Fine-Tuning
The process of taking a pre-trained AI model and further training it on a smaller, domain-specific dataset to improve performance on particular tasks.
What is Fine-Tuning?
Fine-tuning is a transfer learning technique where a pre-trained foundation model (like GPT-4, Llama, or Mistral) is retrained on a curated dataset specific to a particular domain, task, or style. The model retains its broad language understanding while learning specialised behaviour—like writing in a company's tone of voice, extracting fields from legal contracts, or classifying support tickets.
Fine-Tuning vs. Prompting vs. RAG
| Approach | Best For | Trade-off |
|---|---|---|
| Prompt engineering | Quick experiments, general tasks | Limited by context window |
| RAG | Knowledge-grounded Q&A | Retrieval quality is the ceiling |
| Fine-tuning | Style, format, domain expertise | Requires quality training data |
In practice, the most capable enterprise systems combine all three: a fine-tuned model with RAG retrieval, guided by well-engineered prompts.
Key Techniques
- Full fine-tuning — Update all model weights (expensive, powerful)

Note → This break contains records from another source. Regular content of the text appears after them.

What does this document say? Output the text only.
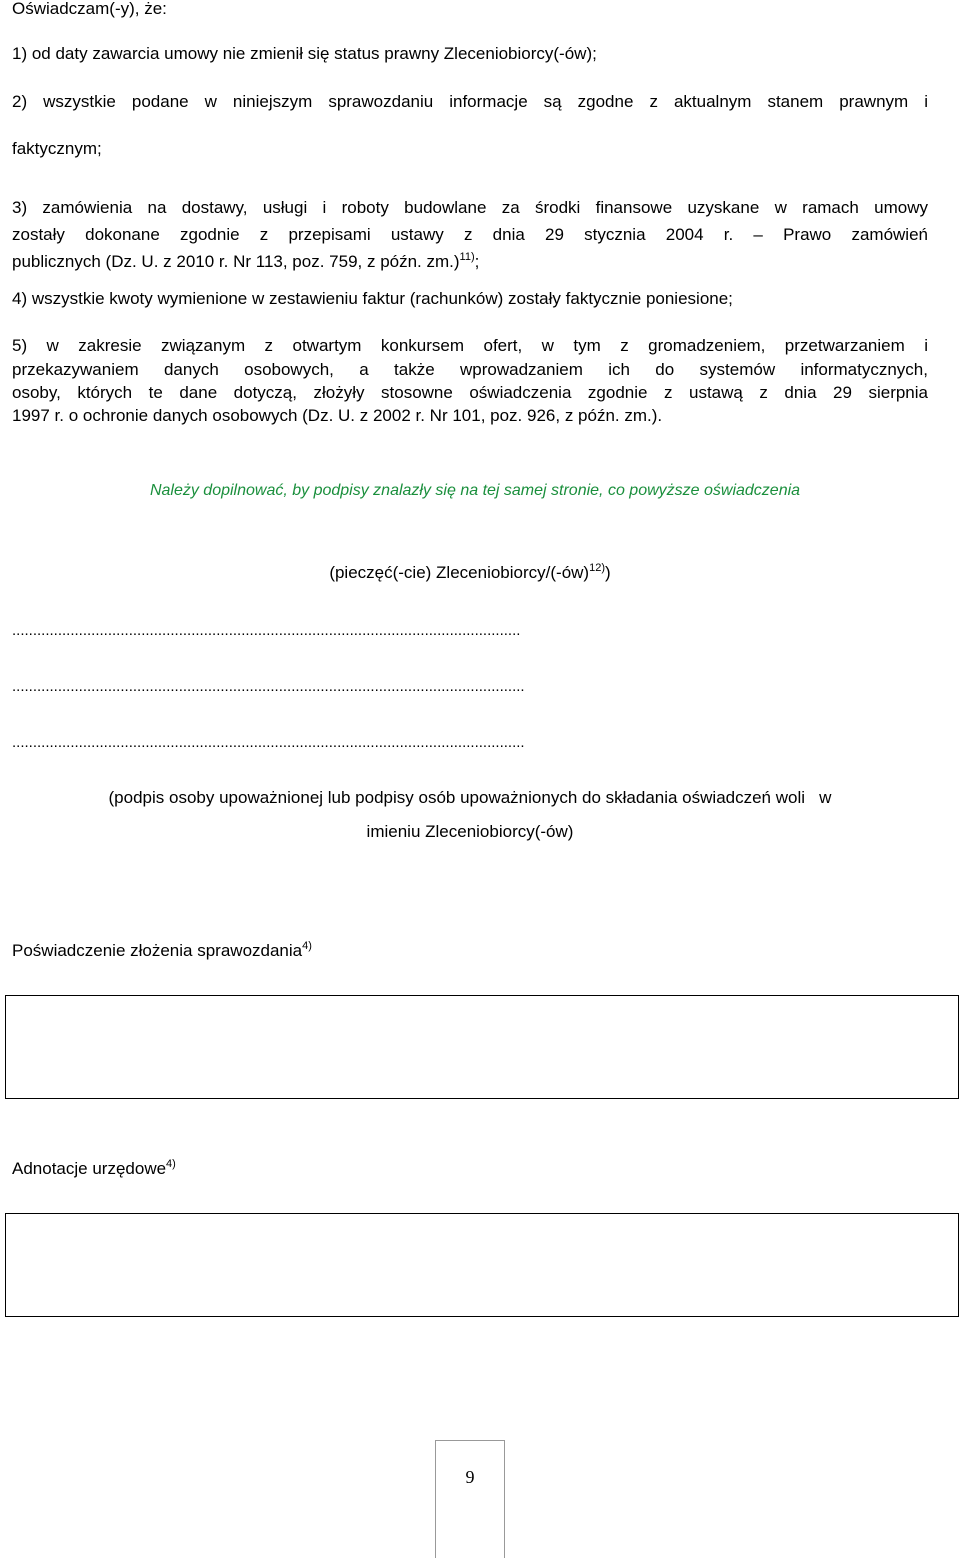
Oświadczam(-y), że:
1) od daty zawarcia umowy nie zmienił się status prawny Zleceniobiorcy(-ów);
2) wszystkie podane w niniejszym sprawozdaniu informacje są zgodne z aktualnym stanem prawnym i
faktycznym;
3) zamówienia na dostawy, usługi i roboty budowlane za środki finansowe uzyskane w ramach umowy
zostały dokonane zgodnie z przepisami ustawy z dnia 29 stycznia 2004 r. – Prawo zamówień
publicznych (Dz. U. z 2010 r. Nr 113, poz. 759, z późn. zm.)$^{11)}$;
4) wszystkie kwoty wymienione w zestawieniu faktur (rachunków) zostały faktycznie poniesione;
5) w zakresie związanym z otwartym konkursem ofert, w tym z gromadzeniem, przetwarzaniem i
przekazywaniem danych osobowych, a także wprowadzaniem ich do systemów informatycznych,
osoby, których te dane dotyczą, złożyły stosowne oświadczenia zgodnie z ustawą z dnia 29 sierpnia
1997 r. o ochronie danych osobowych (Dz. U. z 2002 r. Nr 101, poz. 926, z późn. zm.).
Należy dopilnować, by podpisy znalazły się na tej samej stronie, co powyższe oświadczenia
(pieczęć(-cie) Zleceniobiorcy/(-ów)$^{12)}$)
..........................................................................................................................
...........................................................................................................................
...........................................................................................................................
(podpis osoby upoważnionej lub podpisy osób upoważnionych do składania oświadczeń woli   w
imieniu Zleceniobiorcy(-ów)
Poświadczenie złożenia sprawozdania$^{4)}$
Adnotacje urzędowe$^{4)}$
9
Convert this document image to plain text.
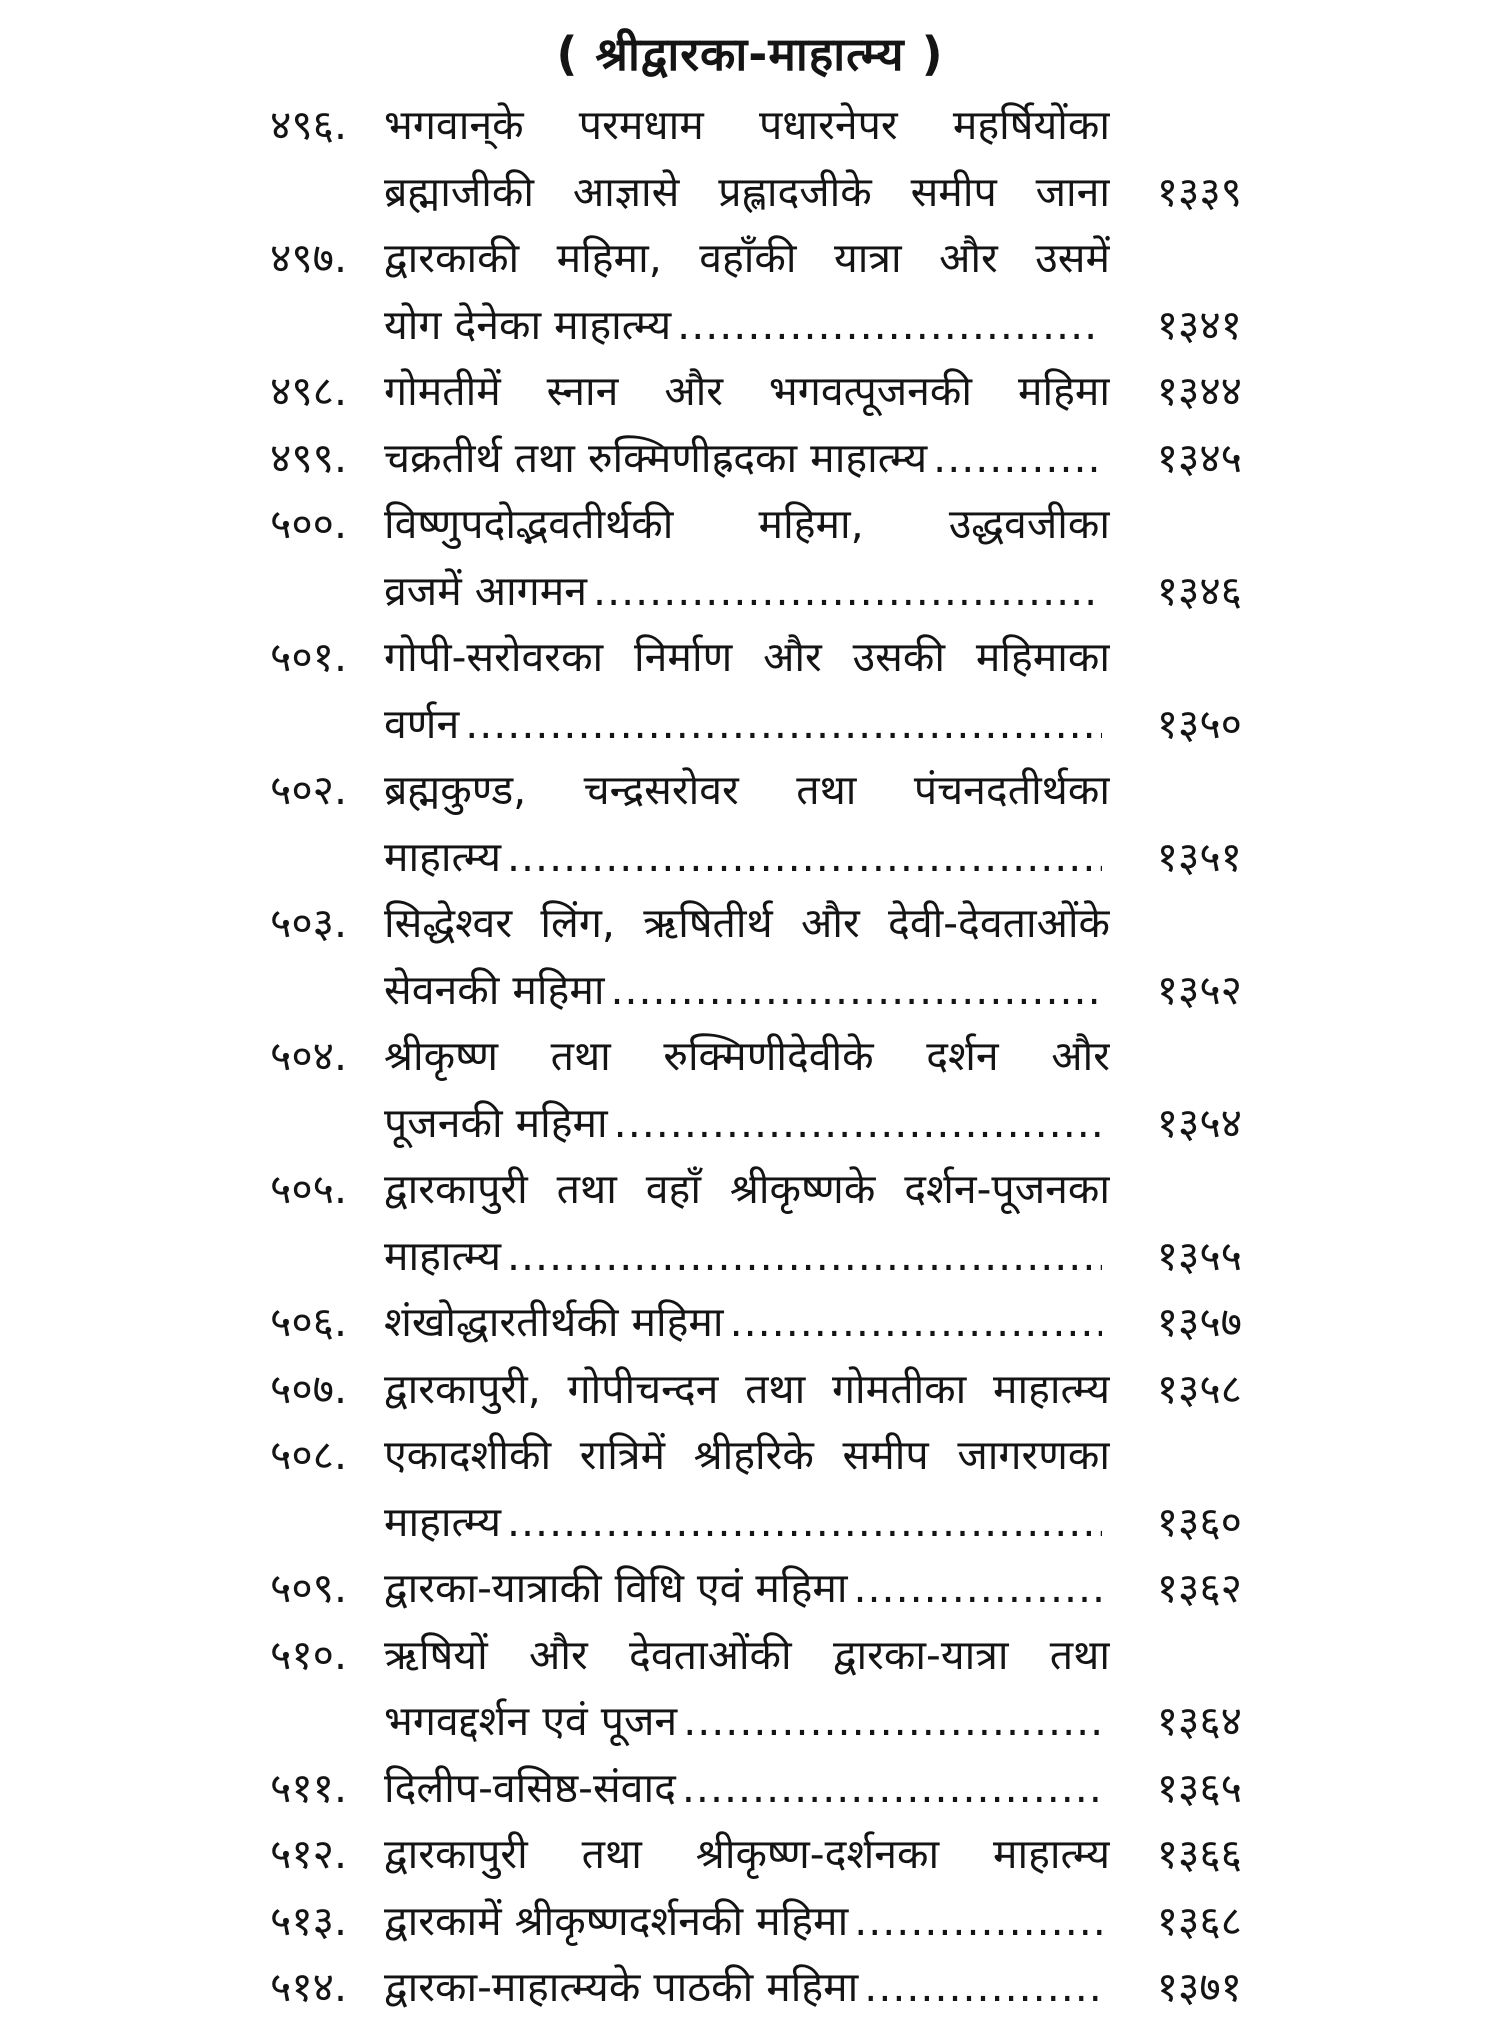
( श्रीद्वारका-माहात्म्य )
४९६. भगवान्‌के परमधाम पधारनेपर महर्षियोंका
ब्रह्माजीकी आज्ञासे प्रह्लादजीके समीप जाना	१३३९
४९७. द्वारकाकी महिमा, वहाँकी यात्रा और उसमें
योग देनेका माहात्म्य .....	१३४१
४९८. गोमतीमें स्नान और भगवत्पूजनकी महिमा	१३४४
४९९. चक्रतीर्थ तथा रुक्मिणीह्रदका माहात्म्य .....	१३४५
५००. विष्णुपदोद्भवतीर्थकी महिमा, उद्धवजीका
व्रजमें आगमन .....	१३४६
५०१. गोपी-सरोवरका निर्माण और उसकी महिमाका
वर्णन .....	१३५०
५०२. ब्रह्मकुण्ड, चन्द्रसरोवर तथा पंचनदतीर्थका
माहात्म्य .....	१३५१
५०३. सिद्धेश्वर लिंग, ऋषितीर्थ और देवी-देवताओंके
सेवनकी महिमा .....	१३५२
५०४. श्रीकृष्ण तथा रुक्मिणीदेवीके दर्शन और
पूजनकी महिमा .....	१३५४
५०५. द्वारकापुरी तथा वहाँ श्रीकृष्णके दर्शन-पूजनका
माहात्म्य .....	१३५५
५०६. शंखोद्धारतीर्थकी महिमा .....	१३५७
५०७. द्वारकापुरी, गोपीचन्दन तथा गोमतीका माहात्म्य	१३५८
५०८. एकादशीकी रात्रिमें श्रीहरिके समीप जागरणका
माहात्म्य .....	१३६०
५०९. द्वारका-यात्राकी विधि एवं महिमा .....	१३६२
५१०. ऋषियों और देवताओंकी द्वारका-यात्रा तथा
भगवद्दर्शन एवं पूजन .....	१३६४
५११. दिलीप-वसिष्ठ-संवाद .....	१३६५
५१२. द्वारकापुरी तथा श्रीकृष्ण-दर्शनका माहात्म्य	१३६६
५१३. द्वारकामें श्रीकृष्णदर्शनकी महिमा .....	१३६८
५१४. द्वारका-माहात्म्यके पाठकी महिमा .....	१३७१
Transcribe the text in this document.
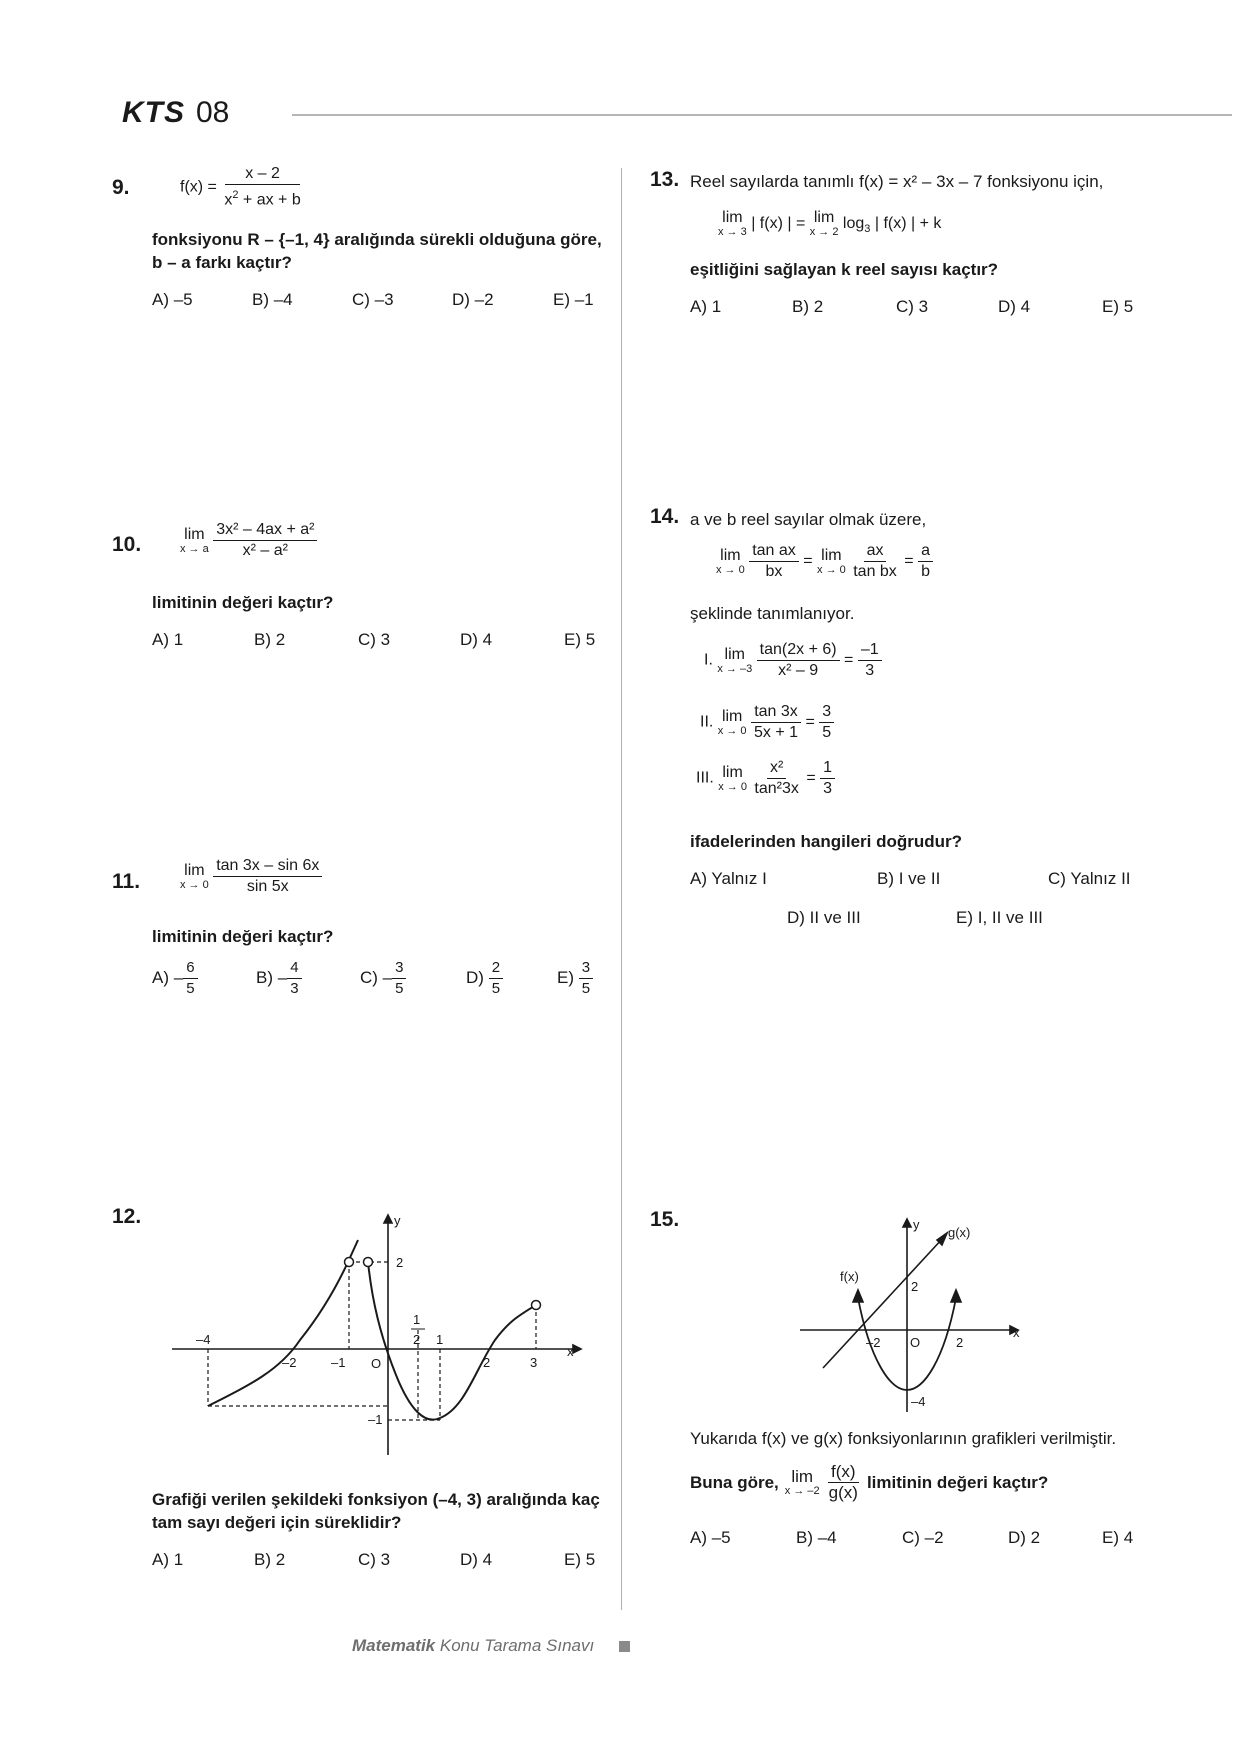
KTS 08
9.	$f(x) = \frac{x - 2}{x^2 + ax + b}$
fonksiyonu R – {–1, 4} aralığında sürekli olduğuna göre,
b – a farkı kaçtır?
A) –5	B) –4	C) –3	D) –2	E) –1
10.	lim
x → a
$\frac{\text{3x² – 4ax + a²}}{\text{x² – a²}}$
limitinin değeri kaçtır?
A) 1	B) 2	C) 3	D) 4	E) 5
11.	lim
x → 0
$\frac{\tan 3x - \sin 6x}{\sin 5x}$
limitinin değeri kaçtır?
$A) - \frac{6}{5}$	$B) - \frac{4}{3}$	$C) - \frac{3}{5}$	$D) \frac{2}{5}$	$E) \frac{3}{5}$
12.	y
x
–4
–2	–1 O
1
2 1
2	3
2
–1
Grafiği verilen şekildeki fonksiyon (–4, 3) aralığında kaç
tam sayı değeri için süreklidir?
A) 1	B) 2	C) 3	D) 4	E) 5
13. Reel sayılarda tanımlı f(x) = x² – 3x – 7 fonksiyonu için,
lim
x → 3 | f(x) | = lim
x → 2 $\log_3$ | f(x) | + k
eşitliğini sağlayan k reel sayısı kaçtır?
A) 1	B) 2	C) 3	D) 4	E) 5
14. a ve b reel sayılar olmak üzere,
lim
x → 0
$\frac{\text{tan ax}}{bx} = \lim$
x → 0
$\frac{ax}{\text{tan bx}} = \frac{a}{b}$
şeklinde tanımlanıyor.
I. lim
x → –3
$\frac{\tan(2x + 6)}{\text{x² – 9}} = \frac{-1}{3}$
II. lim
x → 0
$\frac{\tan 3x}{5x + 1} = \frac{3}{5}$
III. lim
x → 0
$\frac{\text{x²}}{\text{tan²3x}} = \frac{1}{3}$
ifadelerinden hangileri doğrudur?
A) Yalnız I	B) I ve II	C) Yalnız II
D) II ve III	E) I, II ve III
15.	y
x
g(x)
f(x)
–2 O	2
2
–4
Yukarıda f(x) ve g(x) fonksiyonlarının grafikleri verilmiştir.
Buna göre, lim
$x \to -2 \frac{f(x)}{g(x)}$ limitinin değeri kaçtır?
A) –5	B) –4	C) –2	D) 2	E) 4
Matematik Konu Tarama Sınavı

- LoRA / QLoRA — Low-rank adaptation that trains a small number of additional parameters (efficient, popular)
- Knowledge distillation — Train a smaller model to replicate a larger model's behaviour
- RLHF / DPO — Align model outputs with human preferences
The Blue Note Logic Perspective
Our Model Tuning & Distillation service helps clients decide when fine-tuning is genuinely needed (it often isn't—RAG + good prompts solve 80% of use cases) and execute it properly when it is. We specialise in LoRA-based fine-tuning on domain corpora, with rigorous eval pipelines that compare fine-tuned performance against baseline prompting. The biggest mistake we see: fine-tuning on too little data, which leads to catastrophic overfitting.